Это впечатление, с одной стороны, подтверждается последними исследованиями Й. Бронкхорста[15], Дж. Верарди[16], М. Уиллиса и др[17]. В «Большой Магадхе» Бронкхорст развивает свою интригующую идею, по которой в Древней Индии с брахманской культурой соседствовала другая, неизвестная, с которой буддизм генетически связан, – культура «небрахманизированного» культурно-политического региона Древней Индии – к востоку от Праяги, протянувшегося примерно от Шравасти\Саваттхи до Раджагахи\Раджагрихи, этот регион он именует «Большой Магадхой», так как культурное влияние государства Магадха было велико на всей этой территории.

——————————————————————

15] J. Bronkhorst. Greater Magadha. 2007 Brill; Buddhist teaching in India. 2009; Buddhism in the Shadow of Brahmanism. 2001. 

[16] G. Verardi. Hardships and downfall of Buddhism in India. 2011. 

[17] G. Omvedt, Buddhism in India: Challenging Brahmanism and Caste. London. 2003

——————————————————————

В Махабхашье Патанджали и Баудхаяна- и Васиштха-дхармасутрах «страной ариев» (āryāvarta) называется территория в бассейне Ганги, заканчивающаяся у соединения Ганги и Ямуны. В Шатапатха- и Джайминия-брахманах восточные соседи называются варварами и низшими существами, и об этих «демонических» (āsurya) людях говорится, что они сооружают круглые погребальные холмы, которые, вероятней всего, легли в основу буддистских ступ[18].

——————————————————————

[18] Bronkhorst. 2011. pp.

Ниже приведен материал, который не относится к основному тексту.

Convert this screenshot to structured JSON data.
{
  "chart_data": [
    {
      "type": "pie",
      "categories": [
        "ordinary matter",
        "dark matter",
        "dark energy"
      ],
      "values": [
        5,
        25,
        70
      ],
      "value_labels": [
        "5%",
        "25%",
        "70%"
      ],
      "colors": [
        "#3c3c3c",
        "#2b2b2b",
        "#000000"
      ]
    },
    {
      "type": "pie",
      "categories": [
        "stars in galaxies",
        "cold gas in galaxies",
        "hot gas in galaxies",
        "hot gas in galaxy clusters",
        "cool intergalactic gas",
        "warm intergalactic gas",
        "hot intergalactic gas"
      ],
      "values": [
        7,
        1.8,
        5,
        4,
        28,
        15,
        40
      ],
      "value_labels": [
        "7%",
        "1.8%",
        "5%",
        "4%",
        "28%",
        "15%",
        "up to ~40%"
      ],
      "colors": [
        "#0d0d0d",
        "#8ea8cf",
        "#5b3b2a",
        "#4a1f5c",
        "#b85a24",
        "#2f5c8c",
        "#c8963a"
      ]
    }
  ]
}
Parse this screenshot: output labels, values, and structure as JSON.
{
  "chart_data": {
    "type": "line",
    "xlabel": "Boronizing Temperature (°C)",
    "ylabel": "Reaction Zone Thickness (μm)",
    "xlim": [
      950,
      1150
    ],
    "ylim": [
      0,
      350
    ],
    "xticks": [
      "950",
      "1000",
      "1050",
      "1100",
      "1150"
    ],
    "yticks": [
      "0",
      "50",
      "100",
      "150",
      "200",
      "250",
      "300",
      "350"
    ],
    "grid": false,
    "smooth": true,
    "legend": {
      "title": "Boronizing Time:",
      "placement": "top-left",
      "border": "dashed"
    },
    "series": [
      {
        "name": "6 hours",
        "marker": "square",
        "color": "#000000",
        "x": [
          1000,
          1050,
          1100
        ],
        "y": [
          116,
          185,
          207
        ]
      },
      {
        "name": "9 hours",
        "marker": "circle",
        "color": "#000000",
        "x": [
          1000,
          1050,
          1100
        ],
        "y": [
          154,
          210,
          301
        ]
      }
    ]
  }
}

V, 4-5. 15, 55

——————————————————————

Исследования Бронкхорста показывают, что именно на территории Большой Магадхи протекала (?) деятельность Джины Махавиры и Маккхали Госалы и развились их школы, и что Аюрведа как рационалистическое и эмпирическое медицинское учение, ищущее понимания проблемы в ходе её детального исследования, также берёт свой исток в этом регионе. Типичные для культуры Большой Магадхи практики лучше всего представлены в джайнизме и адживикизме – это своеобразный философский аскетизм, основой которого были учения о недвижимой, покоящейся и неуничтожимой индивидуальной душе, «реализацию» которой искали в прекращении деятельности-активности тела. Характерен для Большой Магадхи культ Капилы – божества или божественного учителя, – признание этого культа подтверждает предположение о генетической связи буддизма с этим культурным регионом[19]. Бронкхорст также показывает, что «я» и аскетические практики ранних упанишад идентичны практикам раннеджайнских текстов, а концепция «я» упанишад существенно отлична от концепции ведийских текстов. В текстах этой культуры отсутствуют спекуляции о тождестве или параллелизме микрокосма и микрокосма, характерные для ведизма-брахманизма[20]. Более того, именно концепция недвижимого бездеятельного я-души – «идеи» Большой Магадхи, – легла в основу философии санкхьи, вайшешики и веданты[21]. Он показывает, что многие ключевые части старших упанишад с большой вероятностью демонстрируют позднее заимствование из неведийских источников Большой Магадхи. Именно учение о карме, перерождении, освобождении и «я» оказываются заимствованными.

——————————————————————

[19] Ibidem, p. 61. 

[20] Ibid. p. 268 

[21] Ibid. p. 269

——————————————————————-

Таким образом, брахманско-индуистские учения о я, карме, перерождении и освобождении не предшествуют учительской карьере Будды и не формируют его взглядов, а оказываются более поздними по отношению к нему и заимствованными “из него”. Реакция брахманизма на эти идеи прошла долгую эволюцию: вначале упанишады, дхармасутры и фрагменты Махабхараты принимают буддистские и другие «шраманские», магадхские учения, выдавая их за свои; затем брахманизм демонстрирует тысячелетнее (как выражается Верарди по сходному поводу – тоталитарное) молчание ритуалистической литературы; и, наконец, брахманская материалистическая школа чарвака яростно атакует эти учения[22].

——————————————————————

[22] Ibidem, p. 161

——————————————————————

Буддизм оказывается генетически связан с культурным регионом, где рано появились и впоследствии процветали рационалистическая мысль, философия и аскетические практики, тогда как брахманский культурный ареал изначально был связан с магией, ритуалом, заклинаниями и одержимостью ритуальной чистотой[23]. Именно в этом регионе начинается «вторая урбанизация», ок. 500 г. до н.э., в условиях которой процветали различные учения и традиции[24].

——————————————————————

[23] Ibidem, pp. 60, 269. 

[24] Об этом же Verardi, ibid. 158-167/

——————————————————————

Ранние правители Магадхи, такие, как Бимбисара, Аджатасатту, Нанды и Маурьи, поддерживали культы и традиции своей земли, не проявляя никакого интереса к чуждой культурно и социально-политически брахманской «арьяварте». Впоследствии брахманы (объединение вокруг Шунгов) предприняли успешную попытку «дезавуировать» буддизм и другие учения, снискав поддержку правителей этого региона обоснованием их права на господство, и через создание всеобъемлющей доктрины о человеке, обществе и должном поведении.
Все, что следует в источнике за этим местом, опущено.